IT’S NOT TOO LATE TO VACCINATE


Tennessee Department Of Health Observes National Influenza Vaccination Week and Launches Social Media


The Tennessee Department of Health is reminding all residents that it is not too late to get vaccinated against the flu in the new year, as Governor Phil Bredesen has declared January 10-16, 2010 as National Influenza Vaccination Week in Tennessee. This national health observance highlights the importance of flu vaccinations and continuing steps to keep you and your family healthy during the peak
cold and flu season of January and beyond.
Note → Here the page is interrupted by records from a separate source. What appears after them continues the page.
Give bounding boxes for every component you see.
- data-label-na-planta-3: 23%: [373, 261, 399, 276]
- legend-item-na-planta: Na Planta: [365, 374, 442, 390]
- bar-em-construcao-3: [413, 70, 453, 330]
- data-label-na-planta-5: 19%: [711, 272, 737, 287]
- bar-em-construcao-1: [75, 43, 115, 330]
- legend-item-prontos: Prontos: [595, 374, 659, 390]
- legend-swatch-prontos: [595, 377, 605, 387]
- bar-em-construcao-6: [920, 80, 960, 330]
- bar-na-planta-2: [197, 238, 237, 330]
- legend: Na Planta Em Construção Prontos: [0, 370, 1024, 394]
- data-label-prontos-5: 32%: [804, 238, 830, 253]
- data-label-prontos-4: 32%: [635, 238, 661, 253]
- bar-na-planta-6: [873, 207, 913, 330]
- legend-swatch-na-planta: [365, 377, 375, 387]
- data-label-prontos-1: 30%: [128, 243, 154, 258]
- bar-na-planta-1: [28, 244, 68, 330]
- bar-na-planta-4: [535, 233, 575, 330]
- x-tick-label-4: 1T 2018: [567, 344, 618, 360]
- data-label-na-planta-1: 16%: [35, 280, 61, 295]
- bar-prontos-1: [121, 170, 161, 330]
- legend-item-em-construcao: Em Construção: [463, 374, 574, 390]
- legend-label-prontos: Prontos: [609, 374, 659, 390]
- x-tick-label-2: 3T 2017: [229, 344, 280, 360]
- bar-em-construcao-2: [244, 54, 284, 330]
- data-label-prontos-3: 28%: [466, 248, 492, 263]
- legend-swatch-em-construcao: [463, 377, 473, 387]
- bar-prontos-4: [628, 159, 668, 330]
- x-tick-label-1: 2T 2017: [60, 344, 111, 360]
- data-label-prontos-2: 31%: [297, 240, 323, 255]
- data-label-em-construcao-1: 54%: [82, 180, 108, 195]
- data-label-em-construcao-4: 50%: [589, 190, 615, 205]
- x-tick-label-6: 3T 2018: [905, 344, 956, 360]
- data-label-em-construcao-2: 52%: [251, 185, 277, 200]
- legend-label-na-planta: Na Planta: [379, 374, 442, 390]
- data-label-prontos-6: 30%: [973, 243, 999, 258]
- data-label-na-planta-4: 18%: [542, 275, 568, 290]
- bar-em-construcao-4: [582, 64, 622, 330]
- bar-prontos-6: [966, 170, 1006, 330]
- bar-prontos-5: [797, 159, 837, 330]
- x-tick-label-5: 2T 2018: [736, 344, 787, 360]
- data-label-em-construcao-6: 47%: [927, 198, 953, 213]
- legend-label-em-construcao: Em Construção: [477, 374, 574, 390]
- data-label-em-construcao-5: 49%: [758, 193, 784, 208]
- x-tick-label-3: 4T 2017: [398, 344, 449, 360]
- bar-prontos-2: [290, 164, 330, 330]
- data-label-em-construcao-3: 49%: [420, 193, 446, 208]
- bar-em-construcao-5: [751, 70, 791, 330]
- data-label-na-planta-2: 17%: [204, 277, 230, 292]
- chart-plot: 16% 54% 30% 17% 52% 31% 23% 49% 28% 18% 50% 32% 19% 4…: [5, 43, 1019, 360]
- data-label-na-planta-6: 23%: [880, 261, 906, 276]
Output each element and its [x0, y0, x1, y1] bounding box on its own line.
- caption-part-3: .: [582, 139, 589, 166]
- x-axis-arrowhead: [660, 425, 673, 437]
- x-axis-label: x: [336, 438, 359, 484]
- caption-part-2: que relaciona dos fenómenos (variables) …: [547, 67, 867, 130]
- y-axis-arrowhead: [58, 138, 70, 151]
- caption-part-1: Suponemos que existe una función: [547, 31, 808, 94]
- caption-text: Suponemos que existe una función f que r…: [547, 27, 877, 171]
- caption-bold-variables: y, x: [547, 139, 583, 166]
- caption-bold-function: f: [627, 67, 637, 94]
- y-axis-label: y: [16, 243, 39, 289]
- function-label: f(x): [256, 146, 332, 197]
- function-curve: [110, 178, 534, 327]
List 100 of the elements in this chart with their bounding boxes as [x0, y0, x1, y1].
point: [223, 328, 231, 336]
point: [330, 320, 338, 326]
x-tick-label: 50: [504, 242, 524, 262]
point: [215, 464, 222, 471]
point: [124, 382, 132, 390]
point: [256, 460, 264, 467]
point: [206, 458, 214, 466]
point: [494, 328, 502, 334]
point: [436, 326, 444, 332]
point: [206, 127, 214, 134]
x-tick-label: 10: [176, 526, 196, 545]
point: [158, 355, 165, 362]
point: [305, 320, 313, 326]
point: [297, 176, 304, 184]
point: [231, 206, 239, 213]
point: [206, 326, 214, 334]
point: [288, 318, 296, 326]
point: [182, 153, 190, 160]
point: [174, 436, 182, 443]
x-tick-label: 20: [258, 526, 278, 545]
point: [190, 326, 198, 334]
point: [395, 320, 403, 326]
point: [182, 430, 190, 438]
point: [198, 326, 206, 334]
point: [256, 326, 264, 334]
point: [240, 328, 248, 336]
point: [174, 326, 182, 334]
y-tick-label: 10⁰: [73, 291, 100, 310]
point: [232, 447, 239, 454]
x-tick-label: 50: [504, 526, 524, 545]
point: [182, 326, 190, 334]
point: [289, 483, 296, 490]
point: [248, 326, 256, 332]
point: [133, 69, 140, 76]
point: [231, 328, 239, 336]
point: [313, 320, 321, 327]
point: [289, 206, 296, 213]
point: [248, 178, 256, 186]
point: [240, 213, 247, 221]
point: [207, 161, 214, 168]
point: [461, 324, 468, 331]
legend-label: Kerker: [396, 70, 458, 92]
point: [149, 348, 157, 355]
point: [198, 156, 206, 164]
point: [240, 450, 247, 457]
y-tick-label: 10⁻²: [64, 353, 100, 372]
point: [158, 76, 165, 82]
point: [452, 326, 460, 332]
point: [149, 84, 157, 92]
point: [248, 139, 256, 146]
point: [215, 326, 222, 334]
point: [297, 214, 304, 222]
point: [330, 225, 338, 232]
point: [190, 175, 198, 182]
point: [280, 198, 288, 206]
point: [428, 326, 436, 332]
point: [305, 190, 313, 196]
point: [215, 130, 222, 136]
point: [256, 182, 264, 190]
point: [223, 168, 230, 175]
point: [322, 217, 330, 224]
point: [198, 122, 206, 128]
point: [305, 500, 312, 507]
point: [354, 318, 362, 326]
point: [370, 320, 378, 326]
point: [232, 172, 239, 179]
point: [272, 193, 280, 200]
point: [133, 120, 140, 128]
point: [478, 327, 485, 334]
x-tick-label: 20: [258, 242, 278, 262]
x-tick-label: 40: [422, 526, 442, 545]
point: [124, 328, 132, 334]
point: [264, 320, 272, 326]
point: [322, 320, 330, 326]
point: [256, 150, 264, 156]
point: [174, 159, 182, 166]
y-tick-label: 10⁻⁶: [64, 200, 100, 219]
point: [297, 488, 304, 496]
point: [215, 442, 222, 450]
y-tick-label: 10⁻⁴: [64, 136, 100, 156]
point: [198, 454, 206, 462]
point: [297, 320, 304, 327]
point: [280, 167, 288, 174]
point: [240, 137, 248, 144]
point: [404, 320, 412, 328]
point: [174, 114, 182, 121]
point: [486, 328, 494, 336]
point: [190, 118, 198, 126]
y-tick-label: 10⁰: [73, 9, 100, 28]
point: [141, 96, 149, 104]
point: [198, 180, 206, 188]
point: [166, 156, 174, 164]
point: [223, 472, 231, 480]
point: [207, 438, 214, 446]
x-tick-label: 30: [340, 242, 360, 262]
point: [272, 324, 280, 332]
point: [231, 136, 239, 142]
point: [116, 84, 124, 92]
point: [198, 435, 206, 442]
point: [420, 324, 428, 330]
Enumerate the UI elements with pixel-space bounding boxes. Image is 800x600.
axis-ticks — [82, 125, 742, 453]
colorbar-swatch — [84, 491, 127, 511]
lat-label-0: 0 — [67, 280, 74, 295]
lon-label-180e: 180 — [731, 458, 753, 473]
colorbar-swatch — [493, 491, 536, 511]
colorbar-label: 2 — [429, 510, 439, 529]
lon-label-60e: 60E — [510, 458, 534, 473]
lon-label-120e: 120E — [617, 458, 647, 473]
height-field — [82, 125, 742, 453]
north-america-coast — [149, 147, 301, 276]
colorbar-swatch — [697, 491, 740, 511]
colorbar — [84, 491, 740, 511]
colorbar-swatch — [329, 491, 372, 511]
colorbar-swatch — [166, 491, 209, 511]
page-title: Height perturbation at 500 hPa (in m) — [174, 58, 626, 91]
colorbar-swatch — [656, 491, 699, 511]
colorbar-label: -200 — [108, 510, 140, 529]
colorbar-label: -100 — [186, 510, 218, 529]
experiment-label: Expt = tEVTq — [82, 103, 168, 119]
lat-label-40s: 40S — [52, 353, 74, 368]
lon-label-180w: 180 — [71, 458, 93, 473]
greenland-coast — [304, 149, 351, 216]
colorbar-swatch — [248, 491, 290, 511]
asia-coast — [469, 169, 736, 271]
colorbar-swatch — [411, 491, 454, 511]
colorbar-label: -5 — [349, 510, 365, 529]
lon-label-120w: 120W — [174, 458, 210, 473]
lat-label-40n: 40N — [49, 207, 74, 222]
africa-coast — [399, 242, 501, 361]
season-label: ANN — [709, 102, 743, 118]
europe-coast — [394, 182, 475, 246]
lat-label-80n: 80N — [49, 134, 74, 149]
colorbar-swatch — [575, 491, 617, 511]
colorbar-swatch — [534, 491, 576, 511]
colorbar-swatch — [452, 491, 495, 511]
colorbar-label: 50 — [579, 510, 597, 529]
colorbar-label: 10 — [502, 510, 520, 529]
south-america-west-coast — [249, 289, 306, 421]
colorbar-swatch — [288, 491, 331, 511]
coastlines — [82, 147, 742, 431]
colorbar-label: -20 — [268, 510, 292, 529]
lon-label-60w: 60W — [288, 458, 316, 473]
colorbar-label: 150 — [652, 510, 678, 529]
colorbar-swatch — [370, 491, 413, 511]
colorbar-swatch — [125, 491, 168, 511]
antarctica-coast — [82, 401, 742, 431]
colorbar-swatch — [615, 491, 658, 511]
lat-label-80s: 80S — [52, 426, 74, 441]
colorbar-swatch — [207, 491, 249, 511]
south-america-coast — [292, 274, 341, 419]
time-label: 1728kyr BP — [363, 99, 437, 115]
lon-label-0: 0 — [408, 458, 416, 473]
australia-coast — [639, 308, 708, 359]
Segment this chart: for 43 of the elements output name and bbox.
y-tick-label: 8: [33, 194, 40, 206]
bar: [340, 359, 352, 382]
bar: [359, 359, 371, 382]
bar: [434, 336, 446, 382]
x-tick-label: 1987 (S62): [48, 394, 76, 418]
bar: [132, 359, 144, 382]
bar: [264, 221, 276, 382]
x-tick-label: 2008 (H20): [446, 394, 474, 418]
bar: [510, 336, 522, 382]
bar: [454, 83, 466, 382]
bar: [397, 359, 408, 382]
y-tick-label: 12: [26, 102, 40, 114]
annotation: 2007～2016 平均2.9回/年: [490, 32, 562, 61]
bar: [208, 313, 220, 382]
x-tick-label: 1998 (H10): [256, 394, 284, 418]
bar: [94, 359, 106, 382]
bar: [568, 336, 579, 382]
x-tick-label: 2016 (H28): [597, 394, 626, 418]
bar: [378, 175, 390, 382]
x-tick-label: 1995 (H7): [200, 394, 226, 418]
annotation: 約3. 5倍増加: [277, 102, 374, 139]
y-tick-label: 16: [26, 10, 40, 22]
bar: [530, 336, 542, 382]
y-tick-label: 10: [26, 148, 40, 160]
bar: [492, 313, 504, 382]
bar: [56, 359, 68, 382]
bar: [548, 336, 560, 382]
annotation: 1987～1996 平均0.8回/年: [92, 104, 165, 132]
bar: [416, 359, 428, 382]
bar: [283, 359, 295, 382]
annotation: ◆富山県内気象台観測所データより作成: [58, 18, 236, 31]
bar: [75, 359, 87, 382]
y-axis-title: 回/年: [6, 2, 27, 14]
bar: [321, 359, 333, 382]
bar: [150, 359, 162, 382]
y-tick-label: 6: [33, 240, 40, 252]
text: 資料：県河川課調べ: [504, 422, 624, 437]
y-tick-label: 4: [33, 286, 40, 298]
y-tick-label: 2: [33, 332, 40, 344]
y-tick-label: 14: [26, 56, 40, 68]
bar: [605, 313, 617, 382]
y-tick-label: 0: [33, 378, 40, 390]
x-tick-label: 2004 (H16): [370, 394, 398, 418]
“One of the many goals for National Influenza Vaccination Week is to engage at-risk audiences who are not yet vaccinated, hesitant about vaccination or unsure about where to get vaccinated,” said Health Commissioner Susan R. Cooper, MSN, RN. “Flu activity from both H1N1 and seasonal flu viruses is expected to continue for months, making it vital that we continue to promote the importance of vaccination and flu
prevention.”

According to estimates from the Centers for Disease Control and Prevention, approximately 60 million people in the United States have already received their dose of an estimated 108 million total available doses of the H1N1 flu vaccine. To date, Tennessee has distributed more than 2.4 million doses of the H1N1 vaccine to health providers across the state. This unprecedented turnout of people who have received flu vaccinations has helped to lessen the impact of the H1N1 flu pandemic.

Tennessee and other states across the country have seen declining numbers in hospital visits and cases of the flu virus over recent weeks. Recent statistics from the Department of Health show the beginnings of a decline in patients admitted to hospitals with influenza or influenza-like illnesses from 9.39 percent at the peak of the most recent second wave of flu to 9.14 percent in late December. There is
still sporadic flu activity across the country as well as the possibility of future waves of the virus that leaves room for improvement in vaccination rates among every age and risk group. Tennessee health departments continue to offer the vaccine to anyone who wishes to receive it. To find your nearest flu vaccine locations, visit
the Tennessee Department of Health Flu Shot Locator at http://health.state.tn.us/fluclinic/default.aspx.

As part of its continuing efforts to share information with the public,the Department is integrating social networking into its arsenal of communication tools. The Tennessee Department of Health is now using Facebook and Twitter to interact with and inform residents of important information related to the flu, and soon will expand to include a variety of health-related topics. Similar to information posted on the Department’s Web site, these quickly updated and readily accessible sites can be used in the event of a health or other emergency to get news and advice to the public in the most time-sensitive manner possible.

“The Department of Health is hoping to use these social media tools as additional methods to educate Tennesseans, promote health awareness and curb disease,” said Cooper. “The capabilities of Facebook and Twiitter to promote health observances such as National Influenza Vaccination Week and provide critical updates on other health topics have greatly expanded the reach of our message to our audiences.”

To follow the Tennessee Department of Health’s updates, Twitter subscribers can follow “TNDeptofHealth”. To subscribe to Twitter, go to http://twitter.com/TNDeptofHealth.

On Facebook, find TDOH’s fan page by searching for Tennessee Department of Health. By clicking the button to become a fan, users will receive regular updates in their Facebook news feeds. To subscribe to Facebook, go to www.facebook.com.

The Tennessee Department of Health is currently distributing flu prevention posters free of charge to businesses, government agencies and the public encouraging residents to get vaccinated, practice respiratory etiquette and stay home when sick. “What do you do to prevent the flu?” posters are readily available for pick-up at local county health departments for distribution and display at public locations throughout the community.